Alors que les taux de la FED ont déjà été ramenés à un niveau très faible (ils sont passés de 5,25 % en janvier 2006 à 1 % le 31 octobre dernier), les banques n’ont en effet jusqu’ici quasiment en rien diminué les taux des crédits accordés à leurs clients ordinaires, paralysées qu’elles sont face à la montée des risques dans un environnement récessif. Et soucieuses, face aux pertes enregistrées dans la crise, de se refaire une santé sur le dos de leur « petite » clientèle captive.

Paul Krugman, le nouveau prix Nobel d’économie, estimait hier que l’on se trouve dans une « trappe à liquidités ». Une notion d’analyse keynésienne qui désigne une situation où la politique monétaire n’est d’aucun recours pour stimuler l’économie.

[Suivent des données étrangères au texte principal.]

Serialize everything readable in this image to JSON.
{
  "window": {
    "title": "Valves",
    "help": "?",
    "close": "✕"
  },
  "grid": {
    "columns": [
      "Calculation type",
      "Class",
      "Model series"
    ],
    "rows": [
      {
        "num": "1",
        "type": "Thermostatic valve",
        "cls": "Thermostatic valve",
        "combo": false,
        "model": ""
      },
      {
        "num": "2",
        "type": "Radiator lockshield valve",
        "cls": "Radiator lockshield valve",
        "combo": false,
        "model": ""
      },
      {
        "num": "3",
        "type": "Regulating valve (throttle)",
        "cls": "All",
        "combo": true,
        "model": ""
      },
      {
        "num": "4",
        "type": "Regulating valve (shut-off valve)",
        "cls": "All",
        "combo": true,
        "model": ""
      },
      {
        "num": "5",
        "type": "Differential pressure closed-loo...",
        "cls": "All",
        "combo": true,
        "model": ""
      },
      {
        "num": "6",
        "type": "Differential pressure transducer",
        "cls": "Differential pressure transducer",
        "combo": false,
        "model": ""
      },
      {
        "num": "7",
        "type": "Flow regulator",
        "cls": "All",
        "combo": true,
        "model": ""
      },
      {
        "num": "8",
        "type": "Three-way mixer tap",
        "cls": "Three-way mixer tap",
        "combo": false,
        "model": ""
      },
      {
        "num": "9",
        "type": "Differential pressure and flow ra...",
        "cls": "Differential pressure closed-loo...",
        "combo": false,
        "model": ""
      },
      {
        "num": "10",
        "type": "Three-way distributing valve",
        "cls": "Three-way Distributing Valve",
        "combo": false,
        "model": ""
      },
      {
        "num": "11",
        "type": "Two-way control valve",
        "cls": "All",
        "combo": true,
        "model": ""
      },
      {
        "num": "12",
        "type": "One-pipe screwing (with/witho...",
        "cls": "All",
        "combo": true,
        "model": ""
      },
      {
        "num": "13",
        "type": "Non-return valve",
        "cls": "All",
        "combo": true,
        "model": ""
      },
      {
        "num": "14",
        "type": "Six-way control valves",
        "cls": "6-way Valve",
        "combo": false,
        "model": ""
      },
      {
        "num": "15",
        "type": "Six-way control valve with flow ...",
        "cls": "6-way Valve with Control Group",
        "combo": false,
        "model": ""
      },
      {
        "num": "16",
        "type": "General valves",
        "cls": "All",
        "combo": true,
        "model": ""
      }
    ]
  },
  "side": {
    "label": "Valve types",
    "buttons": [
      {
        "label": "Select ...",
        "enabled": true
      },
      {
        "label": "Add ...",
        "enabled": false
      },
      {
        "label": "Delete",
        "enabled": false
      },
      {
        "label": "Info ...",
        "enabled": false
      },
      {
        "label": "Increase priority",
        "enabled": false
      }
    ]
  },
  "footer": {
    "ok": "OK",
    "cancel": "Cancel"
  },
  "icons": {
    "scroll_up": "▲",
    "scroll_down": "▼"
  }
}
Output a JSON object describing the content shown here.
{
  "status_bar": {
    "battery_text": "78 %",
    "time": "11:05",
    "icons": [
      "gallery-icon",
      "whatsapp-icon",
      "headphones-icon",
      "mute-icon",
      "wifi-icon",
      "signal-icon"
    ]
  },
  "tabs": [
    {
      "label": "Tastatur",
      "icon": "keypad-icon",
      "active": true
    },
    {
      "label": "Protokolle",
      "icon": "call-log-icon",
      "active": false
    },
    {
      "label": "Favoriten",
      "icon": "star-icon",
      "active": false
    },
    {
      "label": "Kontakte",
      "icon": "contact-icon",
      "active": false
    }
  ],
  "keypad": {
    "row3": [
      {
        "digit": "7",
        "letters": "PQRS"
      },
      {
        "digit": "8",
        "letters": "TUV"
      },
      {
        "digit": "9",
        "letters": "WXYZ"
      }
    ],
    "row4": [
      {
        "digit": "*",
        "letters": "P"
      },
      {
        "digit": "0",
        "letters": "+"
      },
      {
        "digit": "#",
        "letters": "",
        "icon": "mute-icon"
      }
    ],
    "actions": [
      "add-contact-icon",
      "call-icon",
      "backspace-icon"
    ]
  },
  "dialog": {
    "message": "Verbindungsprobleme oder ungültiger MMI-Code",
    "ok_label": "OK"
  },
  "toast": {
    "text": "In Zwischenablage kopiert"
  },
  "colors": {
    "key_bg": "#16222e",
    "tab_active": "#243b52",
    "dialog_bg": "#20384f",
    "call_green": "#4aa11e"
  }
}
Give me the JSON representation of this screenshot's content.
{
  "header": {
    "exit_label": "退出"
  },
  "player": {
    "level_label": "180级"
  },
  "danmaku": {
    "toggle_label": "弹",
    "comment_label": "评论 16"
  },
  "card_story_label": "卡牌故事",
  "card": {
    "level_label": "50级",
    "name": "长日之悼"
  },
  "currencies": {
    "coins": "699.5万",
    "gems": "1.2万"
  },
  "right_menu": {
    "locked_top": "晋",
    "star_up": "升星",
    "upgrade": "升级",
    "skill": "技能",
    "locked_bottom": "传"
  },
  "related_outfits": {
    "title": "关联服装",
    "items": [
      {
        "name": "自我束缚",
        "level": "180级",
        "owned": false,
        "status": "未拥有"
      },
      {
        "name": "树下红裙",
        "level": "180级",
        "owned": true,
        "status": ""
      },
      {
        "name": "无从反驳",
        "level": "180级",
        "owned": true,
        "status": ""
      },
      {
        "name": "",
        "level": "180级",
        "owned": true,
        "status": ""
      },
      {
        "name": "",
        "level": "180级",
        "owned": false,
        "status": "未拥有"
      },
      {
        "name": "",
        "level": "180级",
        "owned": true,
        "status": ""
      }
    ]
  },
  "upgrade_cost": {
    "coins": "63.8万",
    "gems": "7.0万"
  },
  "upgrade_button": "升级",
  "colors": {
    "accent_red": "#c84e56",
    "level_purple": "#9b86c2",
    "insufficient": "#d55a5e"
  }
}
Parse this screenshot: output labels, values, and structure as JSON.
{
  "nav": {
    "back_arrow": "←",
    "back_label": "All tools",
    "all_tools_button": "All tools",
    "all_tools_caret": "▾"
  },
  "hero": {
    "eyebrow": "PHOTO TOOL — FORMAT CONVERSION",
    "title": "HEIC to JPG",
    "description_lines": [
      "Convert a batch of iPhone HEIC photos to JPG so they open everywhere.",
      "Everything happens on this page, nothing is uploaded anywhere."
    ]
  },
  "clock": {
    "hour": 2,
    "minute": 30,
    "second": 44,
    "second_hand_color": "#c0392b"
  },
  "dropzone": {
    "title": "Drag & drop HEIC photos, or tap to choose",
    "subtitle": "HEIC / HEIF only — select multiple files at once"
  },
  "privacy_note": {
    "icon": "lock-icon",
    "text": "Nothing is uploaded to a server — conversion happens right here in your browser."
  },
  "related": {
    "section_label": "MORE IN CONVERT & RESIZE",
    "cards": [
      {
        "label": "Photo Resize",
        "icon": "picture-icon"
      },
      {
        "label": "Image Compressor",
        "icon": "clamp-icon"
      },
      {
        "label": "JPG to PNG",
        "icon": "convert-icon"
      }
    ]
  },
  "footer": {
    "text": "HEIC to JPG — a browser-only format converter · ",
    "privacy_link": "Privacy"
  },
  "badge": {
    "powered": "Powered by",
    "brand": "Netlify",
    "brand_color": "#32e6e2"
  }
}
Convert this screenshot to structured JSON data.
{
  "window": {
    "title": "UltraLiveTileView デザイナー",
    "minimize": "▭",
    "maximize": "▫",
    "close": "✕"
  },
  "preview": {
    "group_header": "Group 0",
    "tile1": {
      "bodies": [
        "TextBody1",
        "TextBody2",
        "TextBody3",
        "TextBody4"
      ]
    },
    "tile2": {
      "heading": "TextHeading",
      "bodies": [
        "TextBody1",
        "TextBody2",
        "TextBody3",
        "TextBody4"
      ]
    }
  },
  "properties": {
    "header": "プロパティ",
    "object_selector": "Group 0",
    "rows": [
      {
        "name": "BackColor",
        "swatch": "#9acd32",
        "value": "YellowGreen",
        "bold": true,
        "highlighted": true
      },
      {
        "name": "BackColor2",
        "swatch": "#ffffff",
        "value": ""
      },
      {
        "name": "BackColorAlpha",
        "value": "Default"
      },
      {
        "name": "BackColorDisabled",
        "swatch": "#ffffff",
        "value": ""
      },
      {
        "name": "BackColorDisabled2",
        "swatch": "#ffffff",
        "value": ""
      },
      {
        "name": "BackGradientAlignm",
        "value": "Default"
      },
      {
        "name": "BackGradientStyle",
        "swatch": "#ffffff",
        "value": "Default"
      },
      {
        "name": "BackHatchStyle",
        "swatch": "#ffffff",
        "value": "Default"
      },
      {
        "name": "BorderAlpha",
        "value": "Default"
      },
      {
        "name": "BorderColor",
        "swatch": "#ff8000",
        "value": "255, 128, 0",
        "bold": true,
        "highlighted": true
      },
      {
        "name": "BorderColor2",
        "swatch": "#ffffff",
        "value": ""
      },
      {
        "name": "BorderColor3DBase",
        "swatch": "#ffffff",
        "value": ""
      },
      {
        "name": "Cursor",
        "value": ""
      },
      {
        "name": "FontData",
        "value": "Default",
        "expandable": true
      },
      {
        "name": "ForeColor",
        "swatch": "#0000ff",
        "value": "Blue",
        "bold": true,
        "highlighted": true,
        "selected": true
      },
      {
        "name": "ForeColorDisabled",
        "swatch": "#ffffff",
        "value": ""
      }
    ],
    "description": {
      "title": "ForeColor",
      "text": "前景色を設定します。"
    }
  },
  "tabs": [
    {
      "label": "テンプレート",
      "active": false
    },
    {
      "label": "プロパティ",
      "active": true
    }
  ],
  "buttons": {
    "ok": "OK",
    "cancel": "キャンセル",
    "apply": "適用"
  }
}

Cette hypothèse conduit l’économiste à comparer la situation de l’économie américaine avec celle du Japon, victime de déflation après un krach financier tout au long des années 1990.

Cette observation ne pourrait rendre qu’une image encore édulcorée de la réalité qui se profile. Tout simplement parce que le krach financier est, cette fois, mondial et que l’économie US ne peut plus s’appuyer, comme ce fut le cas de l’archipel nippon, sur la croissance des pays émergents pour limiter les dégâts. La détérioration semble d’ailleurs si profonde qu’elle a conduit le président Bush à d’étonnantes déclarations, soulignant, selon une phraséologie inédite chez lui : « J’ai abandonné les principes de l’économie de marché pour sauver le système d’économie de marché. »

Parmi les mesures avancées pour « sauver » le capitalisme américain, les taux quasiment nuls constituent aussi une arme. Ils permettent en effet de « délocaliser » au moins en partie la crise vers les grands « partenaires » de l’Oncle Sam. La décision de la FED a en effet immédiatement fait bondir l’euro et le yen. La monnaie unique européenne est repassée hier au-dessus de 1,43 dollar (contre 1,26, il y a seulement quelques semaines). L’opération s’apparente donc à du dumping monétaire. Les productions européennes et françaises perdant en compétitivité, risquent ainsi de voir le champ de leurs débouchés se rétrécir encore davantage.

Révélant la gravité de la crise globale, l’action de la FED ne fait aussi, à sa manière, que souligner l’enjeu décisif de la question du crédit. Abaisser le loyer de l’argent le plus fortement possible est bien indispensable si l’on entend redonner de là l’activité. Encore faut-il que la nouvelle facilité de crédit ne soit pas confisquée par les marchés financiers. D’où plus que jamais la pertinence de l’idée d’un crédit sélectif : favorable aux investissements riches en emplois et dissuasifs, au contraire, à l’égard des opérations strictement financières.